Contrast with traditional centralized limit order books and their models is drawn. The

course will then bring students to more cutting-edge and underdeveloped markets such

as on-chain uncollateralized lending and options. Finally, it will explore risks across the

digital assets centralized exchanges (crypto exchanges) and the DeFi ecosystem.

Course Term: Hilary
Course Lecture Information: 8 lectures
Course Overview:

Syllabus:

1. Blockchains, Distributed Ledgers, Cryptography and the rise of Bitcoin

2. Smart Contracts and the Ethereum Network:

a. creation of financial primitives (lending, swapping, investing on chain) and

their collaterization mechanism

b. accessing smart contract data via Etherscan and the Graph

c. new risks: smart contract risks

3. Models for stable coins and CBDCs

a.
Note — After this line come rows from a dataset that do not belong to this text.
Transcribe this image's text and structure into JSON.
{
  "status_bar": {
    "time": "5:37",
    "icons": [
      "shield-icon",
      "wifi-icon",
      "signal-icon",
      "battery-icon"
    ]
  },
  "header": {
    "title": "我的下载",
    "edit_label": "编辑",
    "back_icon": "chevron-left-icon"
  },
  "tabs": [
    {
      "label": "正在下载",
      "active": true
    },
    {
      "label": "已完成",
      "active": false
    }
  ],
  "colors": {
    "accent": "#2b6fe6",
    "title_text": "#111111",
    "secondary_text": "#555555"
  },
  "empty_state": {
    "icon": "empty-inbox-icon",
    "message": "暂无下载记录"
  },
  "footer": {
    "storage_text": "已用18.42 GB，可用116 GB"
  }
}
Different stable coin models and liquidation risks: fiat-collateralized

(USDT/USDC), cyrpto-collateralized (DAI), more risky non-collateralized

algorithmic sablecoins (AMPL)

b. A stochastic model for stablecoins (Key findings Minca paper)
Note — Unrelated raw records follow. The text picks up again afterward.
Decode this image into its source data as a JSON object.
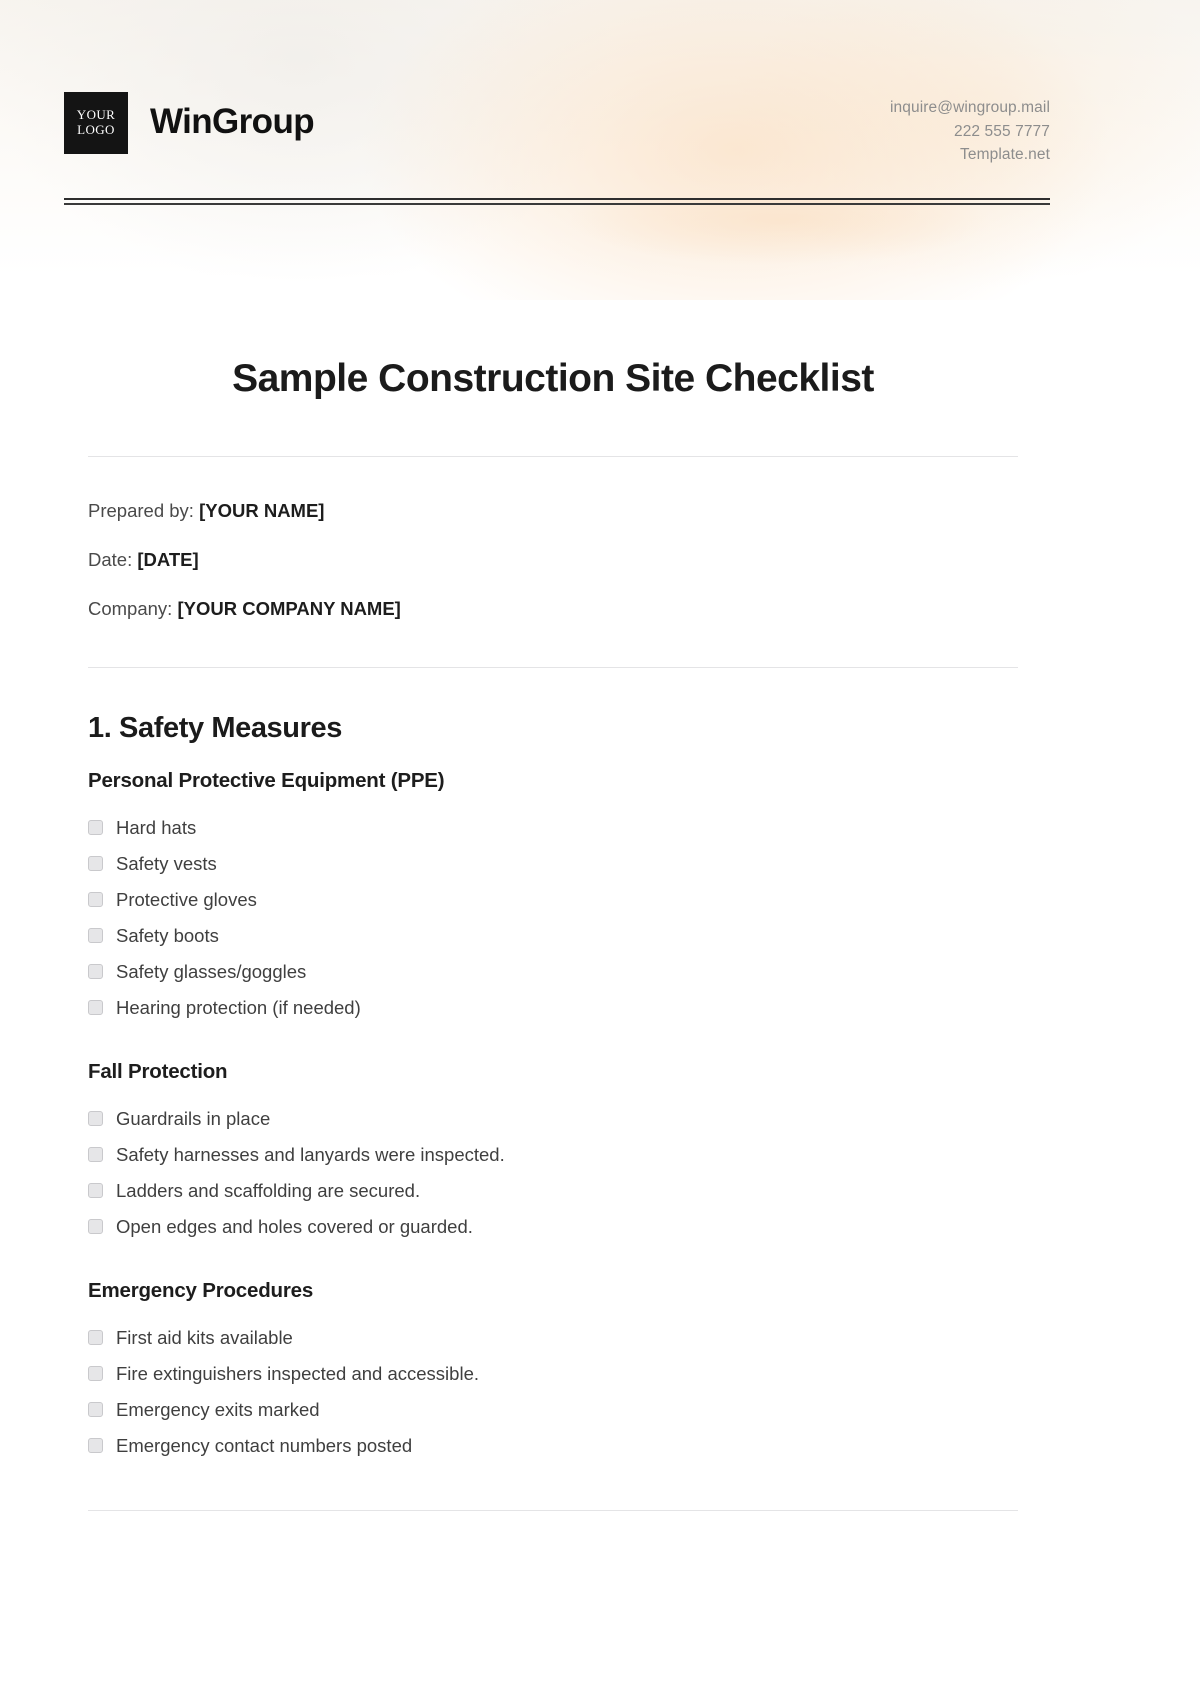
{
  "header": {
    "logo": {
      "line1": "YOUR",
      "line2": "LOGO"
    },
    "brand_name": "WinGroup",
    "contact": {
      "email": "inquire@wingroup.mail",
      "phone": "222 555 7777",
      "website": "Template.net"
    }
  },
  "document": {
    "title": "Sample Construction Site Checklist",
    "meta": [
      {
        "label": "Prepared by:",
        "value": "[YOUR NAME]"
      },
      {
        "label": "Date:",
        "value": "[DATE]"
      },
      {
        "label": "Company:",
        "value": "[YOUR COMPANY NAME]"
      }
    ],
    "sections": [
      {
        "title": "1. Safety Measures",
        "subsections": [
          {
            "title": "Personal Protective Equipment (PPE)",
            "items": [
              "Hard hats",
              "Safety vests",
              "Protective gloves",
              "Safety boots",
              "Safety glasses/goggles",
              "Hearing protection (if needed)"
            ]
          },
          {
            "title": "Fall Protection",
            "items": [
              "Guardrails in place",
              "Safety harnesses and lanyards were inspected.",
              "Ladders and scaffolding are secured.",
              "Open edges and holes covered or guarded."
            ]
          },
          {
            "title": "Emergency Procedures",
            "items": [
              "First aid kits available",
              "Fire extinguishers inspected and accessible.",
              "Emergency exits marked",
              "Emergency contact numbers posted"
            ]
          }
        ]
      }
    ]
  },
  "colors": {
    "logo_background": "#141414",
    "text_primary": "#1b1b1b",
    "text_body": "#3f3f3f",
    "text_muted": "#8d8d8d",
    "rule": "#e4e4e6",
    "checkbox_fill": "#e6e6e8"
  }
}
4. Automated Market Makers (AMMs) / Constant Function Market Makers

(CFMMs) dynamics:

a. Spot/Futures/Perpetuals - swapping digital assets: Liquidity pools in

Decentralized Exchange (DEX) such as Uniswap and Balancer

b. Lending digital assets: Compound and Aave as DEX for lending

5. Quantitative Models for CFMMs and key market statistical characteristics

6. Hybrid model of AMMs and Central Limit Order Books

a. AMMs as discrete order books

b. Off-chain/ on-chain combinations

7. More complex products on-chain: Options and tokenized investment strategies

from yield farming

8. Liquidation and systemic risks of DeFi / Digital Assets Ecosystems, including

regulatory risk requirements (*by 2023 there will be some!)